Pharmacological basis for management of drug dependence.

Neurochemical mechanisms underlying development of drug dependence and withdrawal syndrome remain unclear. Several clinical features of withdrawal syndrome, such as anxiety, are considered to be common among patients with drug dependence induced by different drugs of abuse. In the present study, we investigated whether diazepam-binding inhibitor (DBI), an endogenous anxiogenic neuropeptide, participates in the anxiety associated with drug dependence and its withdrawal symptoms. When we examined brain from mice dependent on alcohol, nicotine, and morphine, we observed that the levels of DBI protein and its mRNA significantly increased. Abrupt cessation of these drugs facilitated further increases in DBI expression.
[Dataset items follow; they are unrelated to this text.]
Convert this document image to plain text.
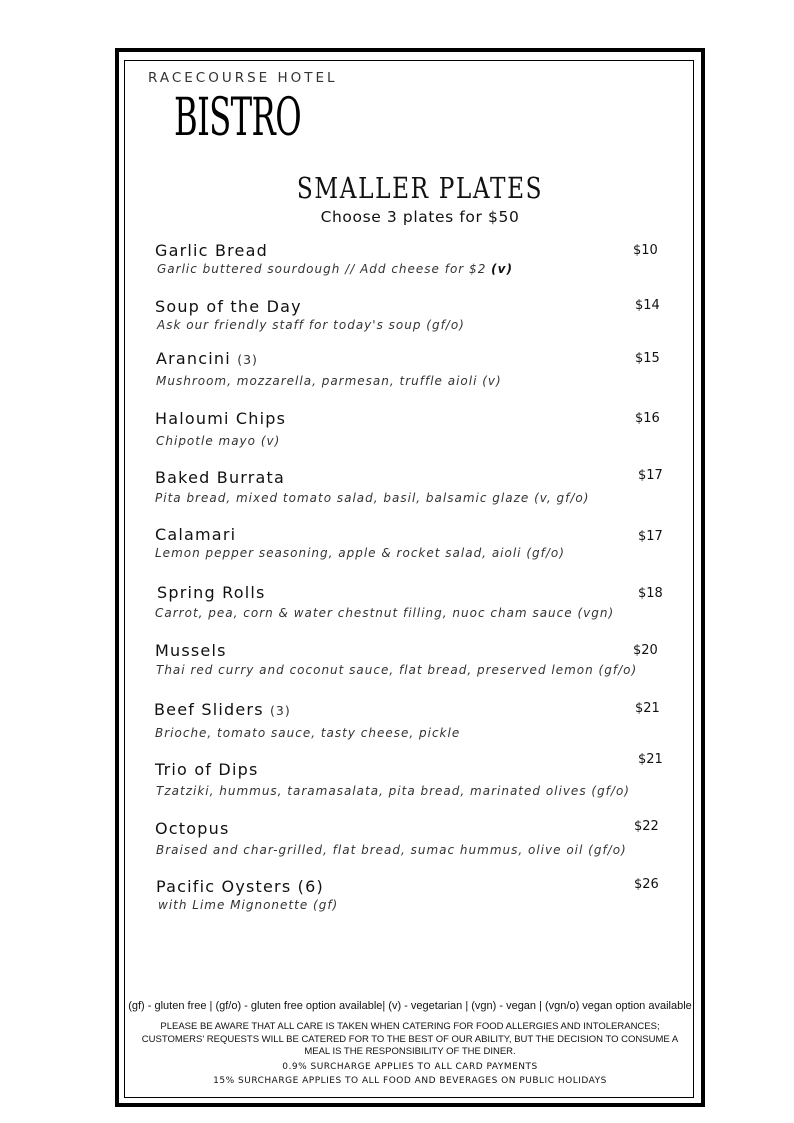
RACECOURSE HOTEL
BISTRO
SMALLER PLATES
Choose 3 plates for $50
Garlic Bread
Garlic buttered sourdough // Add cheese for $2 (v)
$10
Soup of the Day
Ask our friendly staff for today's soup (gf/o)
$14
Arancini (3)
Mushroom, mozzarella, parmesan, truffle aioli (v)
$15
Haloumi Chips
Chipotle mayo (v)
$16
Baked Burrata
Pita bread, mixed tomato salad, basil, balsamic glaze (v, gf/o)
$17
Calamari
Lemon pepper seasoning, apple & rocket salad, aioli (gf/o)
$17
Spring Rolls
Carrot, pea, corn & water chestnut filling, nuoc cham sauce (vgn)
$18
Mussels
Thai red curry and coconut sauce, flat bread, preserved lemon (gf/o)
$20
Beef Sliders (3)
Brioche, tomato sauce, tasty cheese, pickle
$21
Trio of Dips
Tzatziki, hummus, taramasalata, pita bread, marinated olives (gf/o)
$21
Octopus
Braised and char-grilled, flat bread, sumac hummus, olive oil (gf/o)
$22
Pacific Oysters (6)
with Lime Mignonette (gf)
$26
(gf) - gluten free | (gf/o) - gluten free option available| (v) - vegetarian | (vgn) - vegan | (vgn/o) vegan option available
PLEASE BE AWARE THAT ALL CARE IS TAKEN WHEN CATERING FOR FOOD ALLERGIES AND INTOLERANCES; CUSTOMERS' REQUESTS WILL BE CATERED FOR TO THE BEST OF OUR ABILITY, BUT THE DECISION TO CONSUME A MEAL IS THE RESPONSIBILITY OF THE DINER.
0.9% SURCHARGE APPLIES TO ALL CARD PAYMENTS
15% SURCHARGE APPLIES TO ALL FOOD AND BEVERAGES ON PUBLIC HOLIDAYS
In the cases of nicotine- and morphine-dependent mice, concomitant administration of specific antagonists for nicotinic acetylcholine and m-opioid receptors, respectively, abolished the increased expression. Similar patterns of DBI expression were observed in the neurons after sustained exposure to these drugs and its removal from culture medium. Sustained exposure of the neurons to abused drugs significantly increased the KCl (30 mM)-induced 45Ca2+ influx and enhanced expression of alpha1 subunits for L-type high voltage-gated Ca2+ channels (HVCCs). In addition, the increase in DBI expression was completely blocked by L-type HVCC inhibitors. Therefore, these alterations in DBI expression, mediated via increased influx of Ca2+ through upregulated L-type HVCCs, are closely related to drug dependence and/or its withdrawal syndrome and are considered to be part of a common biochemical process in drug dependence induced by different drugs of abuse.